Fix High Disk Usage and Restore Write Access in Elasticsearch - Elasticsearch - Alibaba Cloud - Elasticsearch

When disk usage on an Alibaba Cloud Elasticsearch cluster exceeds 85%, Elasticsearch automatically restricts write access to protect data integrity. This topic explains the root cause, how to restore write access quickly, and how to prevent recurrence.

Important

Disclaimer: This topic may contain information about third-party products. Such information is only for reference. Alibaba Cloud does not make any guarantee, express or implied, with respect to the performance and reliability of third-party products, as well as potential impacts of operations on the products.

Symptoms

Write requests fail with: FORBIDDEN/12/index read-only / allow delete (api)
Cluster health status is red. Run GET /_cat/nodes?v to check whether nodes have rejoined the cluster. Run GET /_cat/allocation?v to check shard allocation.

Note
Red cluster health means primary shards are unavailable. Data may be at risk.
Kibana returns internal server error when creating ingest pipelines or enrolling Beats
Cluster or Kibana monitoring shows disk usage approaching 100%

Root cause

Disk usage thresholds

Elasticsearch monitors disk usage continuously and enforces three watermark thresholds:

85% — low watermark: Elasticsearch stops allocating new shards to this node.
90% — high watermark: Elasticsearch relocates existing shards to nodes with more free disk space.
95% — flood stage: Elasticsearch sets the read_only_allow_delete attribute on all indexes, blocking all write operations.

In addition to disk watermark thresholds, the following conditions may also cause write failures or alerts. Investigate these causes together:

Shard count limit reached

By default, each data node in an Elasticsearch cluster supports up to 1,000 shards. You can verify the current limit by running GET /_cluster/settings?include_defaults=true&flat_settings=true and checking the cluster.max_shards_per_node parameter.

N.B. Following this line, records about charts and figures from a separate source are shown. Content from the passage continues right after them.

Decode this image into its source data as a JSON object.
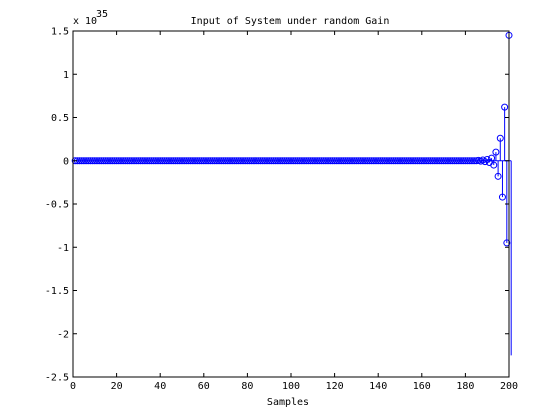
{
  "chart_data": {
    "type": "stem",
    "title": "Input of System under random Gain",
    "xlabel": "Samples",
    "ylabel": "",
    "y_exponent_label": "x 10",
    "y_exponent_value": "35",
    "xlim": [
      0,
      200
    ],
    "ylim": [
      -2.5,
      1.5
    ],
    "xticks": [
      0,
      20,
      40,
      60,
      80,
      100,
      120,
      140,
      160,
      180,
      200
    ],
    "xtick_labels": [
      "0",
      "20",
      "40",
      "60",
      "80",
      "100",
      "120",
      "140",
      "160",
      "180",
      "200"
    ],
    "yticks": [
      -2.5,
      -2,
      -1.5,
      -1,
      -0.5,
      0,
      0.5,
      1,
      1.5
    ],
    "ytick_labels": [
      "-2.5",
      "-2",
      "-1.5",
      "-1",
      "-0.5",
      "0",
      "0.5",
      "1",
      "1.5"
    ],
    "grid": false,
    "series": [
      {
        "marker": "circle",
        "color": "#0000ff",
        "x_start": 1,
        "x_end": 200,
        "baseline_value": 0,
        "nonzero_points": [
          {
            "x": 186,
            "y": 0.004
          },
          {
            "x": 187,
            "y": -0.005
          },
          {
            "x": 188,
            "y": 0.008
          },
          {
            "x": 189,
            "y": -0.01
          },
          {
            "x": 190,
            "y": 0.015
          },
          {
            "x": 191,
            "y": -0.02
          },
          {
            "x": 192,
            "y": 0.03
          },
          {
            "x": 193,
            "y": -0.05
          },
          {
            "x": 194,
            "y": 0.1
          },
          {
            "x": 195,
            "y": -0.18
          },
          {
            "x": 196,
            "y": 0.26
          },
          {
            "x": 197,
            "y": -0.42
          },
          {
            "x": 198,
            "y": 0.62
          },
          {
            "x": 199,
            "y": -0.95
          },
          {
            "x": 200,
            "y": 1.45
          },
          {
            "x": 201,
            "y": -2.25
          }
        ]
      }
    ]
  }
}
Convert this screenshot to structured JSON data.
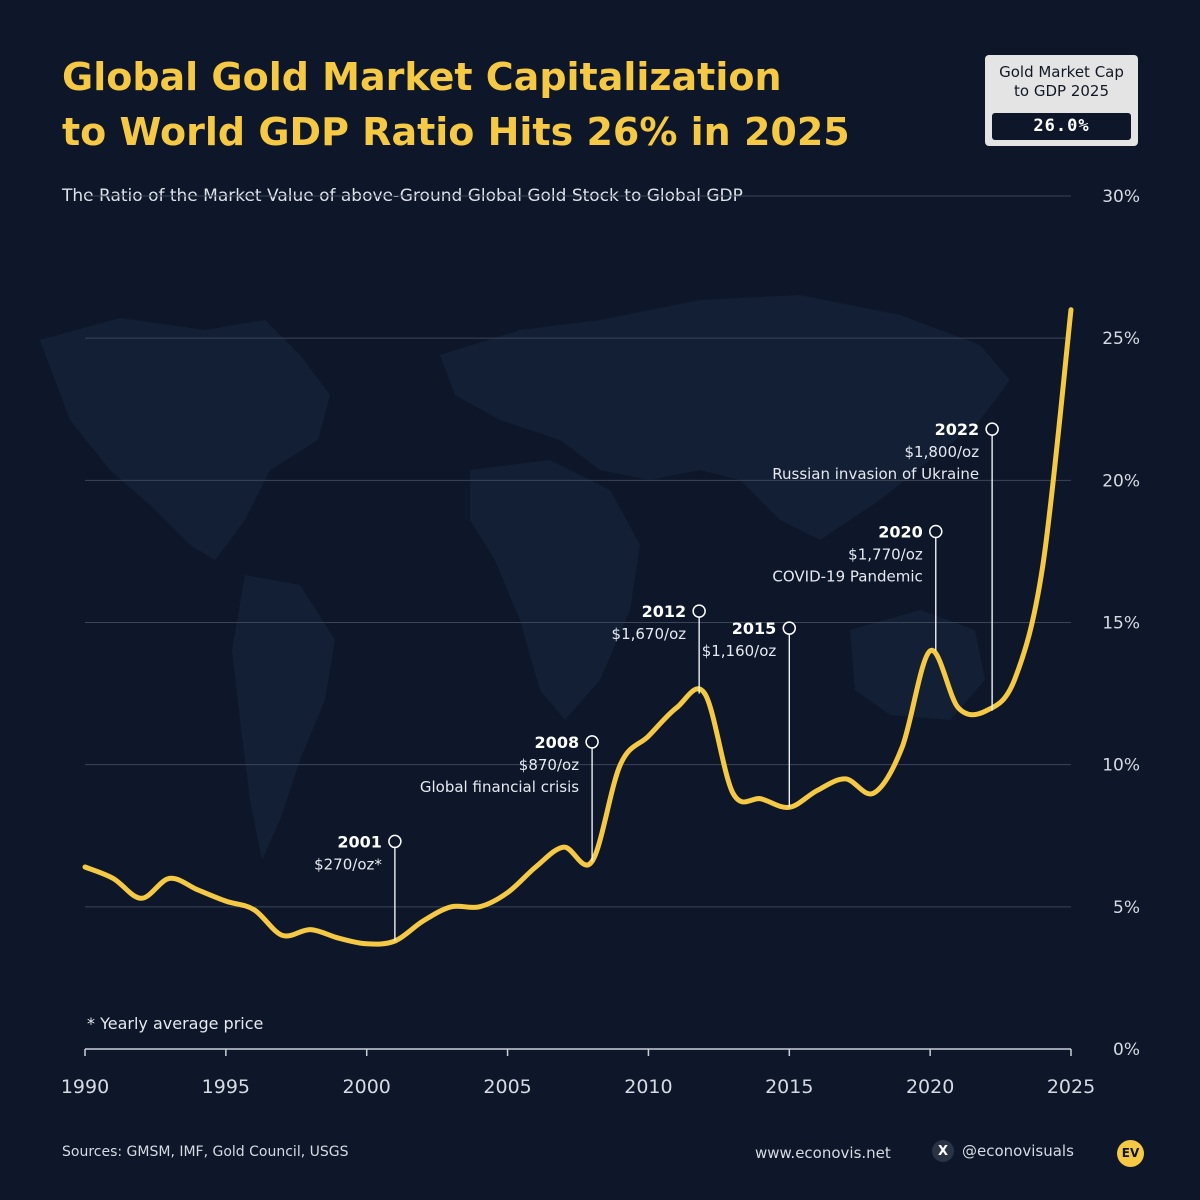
{
  "header": {
    "title_line1": "Global Gold Market Capitalization",
    "title_line2": "to World GDP Ratio Hits 26% in 2025"
  },
  "kpi": {
    "label_line1": "Gold Market Cap",
    "label_line2": "to GDP 2025",
    "value": "26.0%"
  },
  "footnote": "* Yearly average price",
  "footer": {
    "sources": "Sources: GMSM, IMF, Gold Council, USGS",
    "website": "www.econovis.net",
    "handle": "@econovisuals",
    "logo_text": "EV",
    "x_icon": "X"
  },
  "colors": {
    "background": "#0d1729",
    "accent": "#f6c944",
    "grid": "#3b4558",
    "text": "#e6e9ef"
  },
  "chart_data": {
    "type": "line",
    "title": "Global Gold Market Capitalization to World GDP Ratio Hits 26% in 2025",
    "subtitle": "The Ratio of the Market Value of above-Ground Global Gold Stock to Global GDP",
    "xlabel": "",
    "ylabel": "",
    "xlim": [
      1990,
      2025
    ],
    "ylim": [
      0,
      30
    ],
    "x_ticks": [
      1990,
      1995,
      2000,
      2005,
      2010,
      2015,
      2020,
      2025
    ],
    "x_tick_labels": [
      "1990",
      "1995",
      "2000",
      "2005",
      "2010",
      "2015",
      "2020",
      "2025"
    ],
    "y_ticks": [
      0,
      5,
      10,
      15,
      20,
      25,
      30
    ],
    "y_tick_labels": [
      "0%",
      "5%",
      "10%",
      "15%",
      "20%",
      "25%",
      "30%"
    ],
    "grid": true,
    "series": [
      {
        "name": "Gold market cap to world GDP",
        "x": [
          1990,
          1991,
          1992,
          1993,
          1994,
          1995,
          1996,
          1997,
          1998,
          1999,
          2000,
          2001,
          2002,
          2003,
          2004,
          2005,
          2006,
          2007,
          2008,
          2009,
          2010,
          2011,
          2012,
          2013,
          2014,
          2015,
          2016,
          2017,
          2018,
          2019,
          2020,
          2021,
          2022,
          2023,
          2024,
          2025
        ],
        "values": [
          6.4,
          6.0,
          5.3,
          6.0,
          5.6,
          5.2,
          4.9,
          4.0,
          4.2,
          3.9,
          3.7,
          3.8,
          4.5,
          5.0,
          5.0,
          5.5,
          6.4,
          7.1,
          6.6,
          10.0,
          11.0,
          12.0,
          12.5,
          9.0,
          8.8,
          8.5,
          9.1,
          9.5,
          9.0,
          10.6,
          14.0,
          12.0,
          11.9,
          13.0,
          17.0,
          26.0
        ]
      }
    ],
    "annotations": [
      {
        "year": "2001",
        "price": "$270/oz*",
        "event": "",
        "x": 2001.0,
        "y": 3.8,
        "label_y": 7.3,
        "anchor": "right"
      },
      {
        "year": "2008",
        "price": "$870/oz",
        "event": "Global financial crisis",
        "x": 2008.0,
        "y": 6.6,
        "label_y": 10.8,
        "anchor": "right"
      },
      {
        "year": "2012",
        "price": "$1,670/oz",
        "event": "",
        "x": 2011.8,
        "y": 12.5,
        "label_y": 15.4,
        "anchor": "right"
      },
      {
        "year": "2015",
        "price": "$1,160/oz",
        "event": "",
        "x": 2015.0,
        "y": 8.5,
        "label_y": 14.8,
        "anchor": "right"
      },
      {
        "year": "2020",
        "price": "$1,770/oz",
        "event": "COVID-19 Pandemic",
        "x": 2020.2,
        "y": 14.0,
        "label_y": 18.2,
        "anchor": "right"
      },
      {
        "year": "2022",
        "price": "$1,800/oz",
        "event": "Russian invasion of Ukraine",
        "x": 2022.2,
        "y": 11.9,
        "label_y": 21.8,
        "anchor": "right"
      }
    ]
  }
}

When the shard count exceeds the limit, Logstash cannot write logs and new indexes cannot be created.

As a temporary workaround, run the following command to increase the shard limit:

PUT /_cluster/settings
{
  "transient": {
    "cluster": {
      "max_shards_per_node": 2000
    }
  }
}

Note

Make sure to add a space after PUT in the command.

For a long-term solution, clean up expired or unused indexes, or add more data nodes to the cluster.

System index lifecycle policies

If disk usage fluctuates frequently but no custom Index Lifecycle Management (ILM) policies are configured, the fluctuation may be caused by the default lifecycle policies of system indexes, such as .monitoring-es-* and .monitoring-kibana-*. These indexes are automatically created daily, and old indexes are automatically deleted. This is normal behavior.

Resource correlation impact

High disk usage may be accompanied by high JVM memory usage (for example, reaching 90%) and node anomalies, which may prevent Kibana from connecting. In this case, scale up both disk capacity and memory resources. If the cluster is unhealthy, enable forced changes during the configuration upgrade. Perform the operation during off-peak business hours to avoid service disruption caused by node restarts.

Quick fix (10–15 minutes)

Delete old or unused indexes to free disk space.

Warning
Deleted data cannot be restored. To preserve data, consider increasing storage capacity instead.
```
curl -u <username>:<password> -XDELETE http://<host>:<port>/<index-name>
```
- <host> is your cluster's internal or public endpoint. Configure the access allowlist before running this command.
- If the cluster is unresponsive, trigger a forced restart and run this command during the restart.
Remove the read-only lock. Freeing disk space does not automatically lift the write block. Clear it by setting index.blocks.read_only_allow_delete to null:
```
PUT /_all/_settings
{
   "index.blocks.read_only_allow_delete": null
}
```
Verify cluster health. If the status is still red, run GET /_cat/allocation?v to check for unassigned shards.
If unassigned shards remain, run GET /_cluster/allocation/explain to identify the cause. If the output shows exhausted allocation retries (as in the screenshot below), run POST /_cluster/reroute?retry_failed=true.
If the cluster health status remains red after all recovery steps, contact Alibaba Cloud technical support.

FAQ

Why does the Elasticsearch console show normal cluster status but I still receive disk usage alerts?

A normal cluster status on the console only indicates that the cluster is currently available. However, disk usage may have already reached the alert threshold (for example, 91%). Although high disk usage has not immediately triggered read_only mode, it is approaching the critical watermark — at 95%, forced read-only mode is triggered, and write operations can be blocked at any time.

We recommend that you immediately check the actual disk usage on the Cluster Monitoring page, and take one of the following actions to eliminate the risk:

Scale up the disk capacity.
Clean up unused or expired indexes.

Prevention

Enable disk usage monitoring and configure alerts to fire when usage exceeds 80%. Route alerts to your operations team so they can act before the flood stage is reached. For setup instructions, see Configure monitoring and alerting.